SynGolluma napisał(a):
Złota w żwirowni nie znajdziesz.Ponadto musisz mieć bieżącą wodę do płukania.Kamienie szlachetne to najogólniej Sudety i okolice.Znalazłem przy płukaniu złota trochę malutkich korundów,granaty,parę labradorytów.Ale to wszystko w miejscach gdzie występują naturalnie po przerzuceniu i przepłukaniu ton kamieni,żwiru i piachu.
Jak masz latarkę UV to możesz przejrzeć próbnie po ciemku wiadro żwiru czy coś tam nie świeci.
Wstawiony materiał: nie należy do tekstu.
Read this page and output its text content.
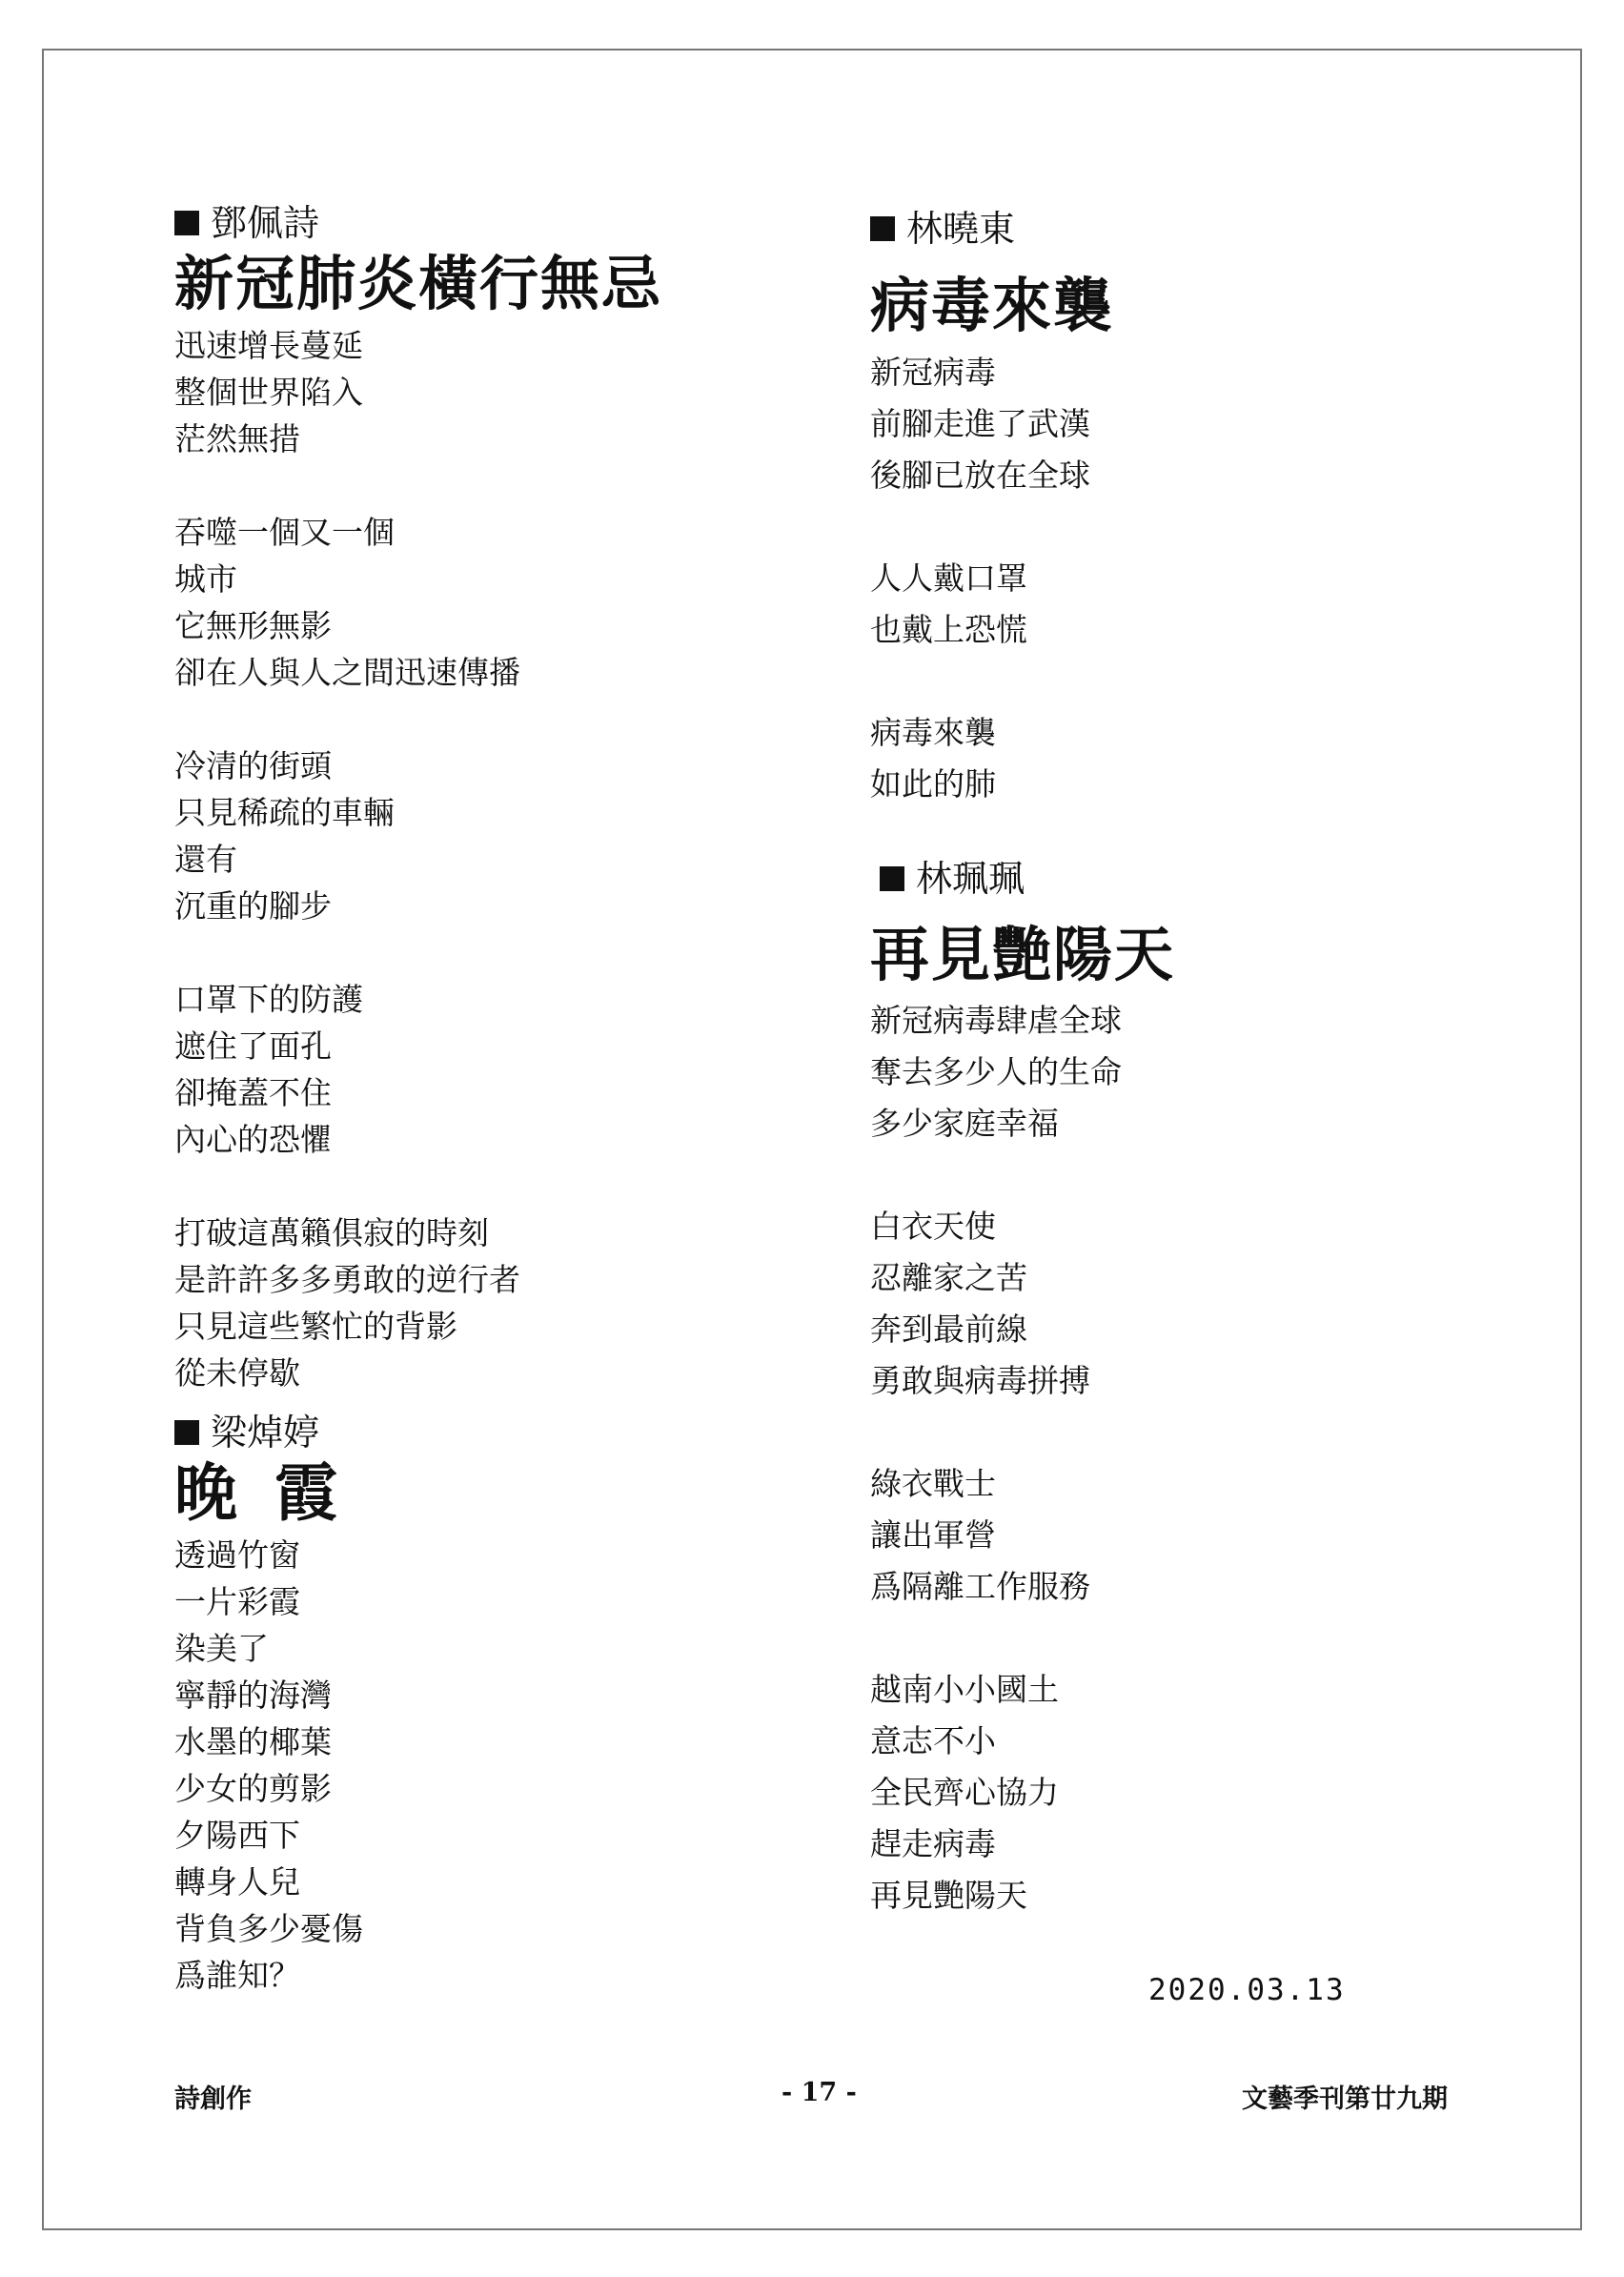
鄧佩詩
新冠肺炎橫行無忌
迅速增長蔓延
整個世界陷入
茫然無措
吞噬一個又一個
城市
它無形無影
卻在人與人之間迅速傳播
冷清的街頭
只見稀疏的車輛
還有
沉重的腳步
口罩下的防護
遮住了面孔
卻掩蓋不住
內心的恐懼
打破這萬籟俱寂的時刻
是許許多多勇敢的逆行者
只見這些繁忙的背影
從未停歇
梁焯婷
晚 霞
透過竹窗
一片彩霞
染美了
寧靜的海灣
水墨的椰葉
少女的剪影
夕陽西下
轉身人兒
背負多少憂傷
爲誰知？
林曉東
病毒來襲
新冠病毒
前腳走進了武漢
後腳已放在全球
人人戴口罩
也戴上恐慌
病毒來襲
如此的肺
林珮珮
再見艷陽天
新冠病毒肆虐全球
奪去多少人的生命
多少家庭幸福
白衣天使
忍離家之苦
奔到最前線
勇敢與病毒拼搏
綠衣戰士
讓出軍營
爲隔離工作服務
越南小小國土
意志不小
全民齊心協力
趕走病毒
再見艷陽天
2020.03.13
詩創作	- 17 -	文藝季刊第廿九期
Facet dość fajnie pokazuje co można u nas znaleźć
https://www.youtube.com/channel/UCtewEcmeuI9keFJcHg2NBuwDzięki za odzew. Właśnie jego filmikami się zainspirowałem oraz przemyśleniami po spotkaniu na żwirowni poszukiwaczy którzy tam szukali kamieni i złota. Twierdzili że złoto się trafia pomimo że żadne opracowania geologiczne na to nie wskazują. Pokazali mi czym i jak szukać. Spotkanie z nimi opisałem w wątku "znalezione na polu". Z rozmowy z nimi wynikało że objeżdżają różne żwirownie, duże i małe jakieś hałdy kamieni gdzie pobierają materiał, który obrabiają w zimie. Wystarczy jakieś ciepłe pomieszczenie i jaki taki dostęp do wody, wcale to nie musi być rzeka czy strumień. Bardzo mili i uczynni goście, żadnej tajemnicy z tego nie robili. Pokazali sprzęt, podpowiedzieli jak taki sprzęt zrobić albo gdzie kupić. Byłem w szoku bo większość tego sprzętu to samoróbki zrobione ze sprzętu używanego w kuchni w prawie każdym domu. Przyglądałem się dobrą godzinę jak to robią a nawet sam wiaderko, w ramach szkolenia, uzbierałem. Kilka krzemieni dostałem w prezencie. Namiary i zaproszenie na pokaz i szkolenie zimowe mam. Aktualnie robię i kompletuję sprzęt. Miskę do płukania już zamówiłem i czekam na kuriera. Temat mnie zainteresował niezmiernie. Na pożegnanie stwierdzili że milionerem raczej z tego nie zostanę ale kolekcja będzie bogata.